L'heure des oiseaux, Maud Simonnot, Editions de l'Observatoire, The Unamed Bookshelf, Rentrée littéraire 2022

Au large des côtes françaises se trouve la petite île de Jersey, connue pour être un paradis de surfeurs et de riches investisseurs en quête d’évasion fiscale. Mais cette île, sous ces dehors idylliques, cache de noirs secrets, que nous raconte ici Maud Simonnot, en revenant sur la fermeture d’un orphelinat à la fin des années 80 suite à un scandale vite étouffé ayant révélé des maltraitantes sur les enfants. Dans ce récit, c’est la fille d’un ancien pensionnaire, Simon, qui vient sur l’île pour tenter de comprendre ce qui est arrivé à son père, ce qu’il avait vécu à l’orphelinat et comment il avait réussi à en sortir.

Alternant les points de vue et les époques, Maud Simonnot raconte tour à tour le quotidien de Lily et Simon à l’orphelinat et l’enquête menée par la fille de ce dernier, créant une tension palpable tout au long du récit. Quelques bribes nous sont dévoilées petit à petit, nous amenant à nous questionner en permanence sur ce qui a bien pu se passer, jusqu’à ce que toutes les pièces du puzzle nous soient finalement dévoilées. Le récit nous maintient en haleine, aussi bien grâce à l’ambiance pesante, à laquelle s’accorde bien le paysage sans pitié de l’île, que grâce au style précis et sans fioritures de l’autrice, qui mêle habilement le ton tranchant des passages difficiles à la musicalité du chant des oiseaux.

Sous ses dehors d’enquête presque policière, c’est avant tout une histoire qui permet d’évoquer les violences et aggressions subies par les enfants en toute impunité dans plusieurs cadres, et notamment celui des institutions, éducatives ou religieuses. C’est la noirceur de l’homme dans sa plus simple expression, mais aussi la honte collective à vouloir cacher ces horreurs pour préserver le statut du paradis fiscal, que l’autrice dénonce, à l’aide d’une histoire qui, pour autant, ne manque pas de poésie.


Résumé de l’éditeur :

Île de Jersey, 1959. Pour survivre à la cruauté et à la tristesse de l’orphelinat, Lily puise tout son courage dans le chant des oiseaux, l’étrange amitié partagée avec un ermite du fond des bois et l’amour inconditionnel qui la lie au Petit.

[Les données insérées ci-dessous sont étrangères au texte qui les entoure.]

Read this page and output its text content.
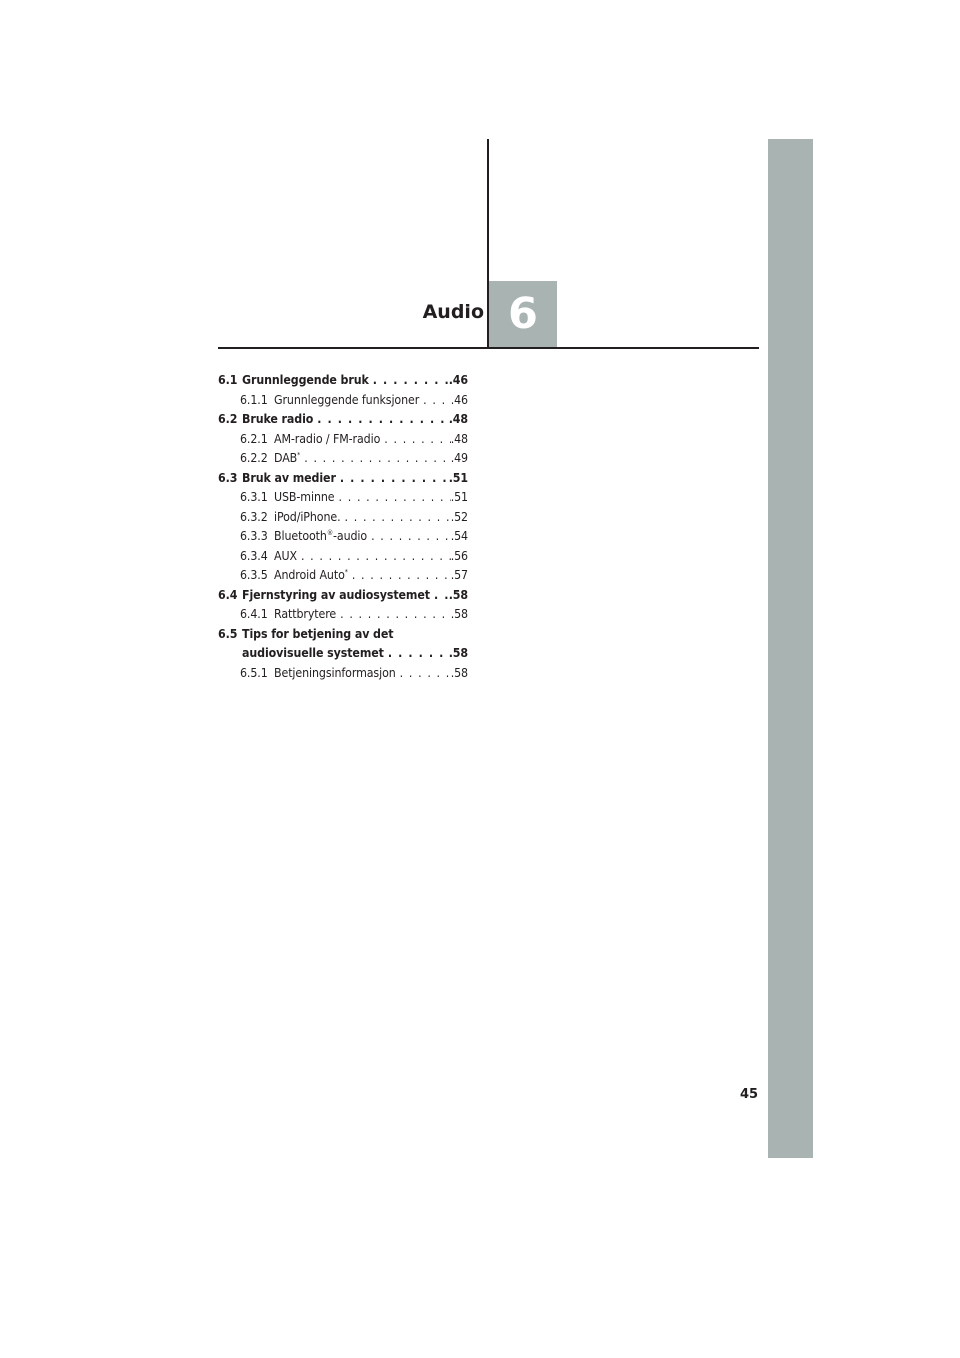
Audio 6
6.1 Grunnleggende bruk . . .	.46
6.1.1 Grunnleggende funksjoner . . .	.46
6.2 Bruke radio . . .	.48
6.2.1 AM-radio / FM-radio . . .	.48
6.2.2 DAB* . . .	.49
6.3 Bruk av medier . . .	.51
6.3.1 USB-minne . . .	.51
6.3.2 iPod/iPhone. . . .	.52
6.3.3 Bluetooth®-audio . . .	.54
6.3.4 AUX . . .	.56
6.3.5 Android Auto* . . .	.57
6.4 Fjernstyring av audiosystemet . . . .58
6.4.1 Rattbrytere . . .	.58
6.5 Tips for betjening av det
audiovisuelle systemet . . .	.58
6.5.1 Betjeningsinformasjon . . .	.58
45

Soixante ans plus tard, une jeune femme se rend à Jersey afin d’enquêter sur le passé de son père. Les îliens éludent les questions que pose cette étrangère sur la sordide affaire qui a secoué le paradis marin. Derrière ce décor de rêve pour surfeurs et botanistes se dévoilent enfin les drames tenus si longtemps secrets.


Alors que je m’apprêtais à partir, j’aurais juré qu’une ombre avait passé derrière la fenêtre d’Adèle et qu’elle nous avait entendues. Je m’éloignai dans la rue avec la sensation de son regard pesant dans mon dos. J’aurais dû répondre à sa soeur que, pour ce qui était de l’oubli, elles avaient réussi : l’île pour mon père était un trou noir. La part manquante de son enfance et ce drame vécu et tu avaient créé chez lui cette fragilité, cette insécurité, ces crises qui le confrontaient à l’abîme du temps et l’avaient régulièrement fait désirer mourir. Du plus loin qu’il s’en souvienne, l’angoisse était présente. Elle venait directement de cet immense vide créé par l’arrachement brutal d’une part essentielle de lui-même, à un âge trop tendre. Mon père, ouvert dès lors à tous les vents, avait été condamné à voir son existence s’écouler en surface.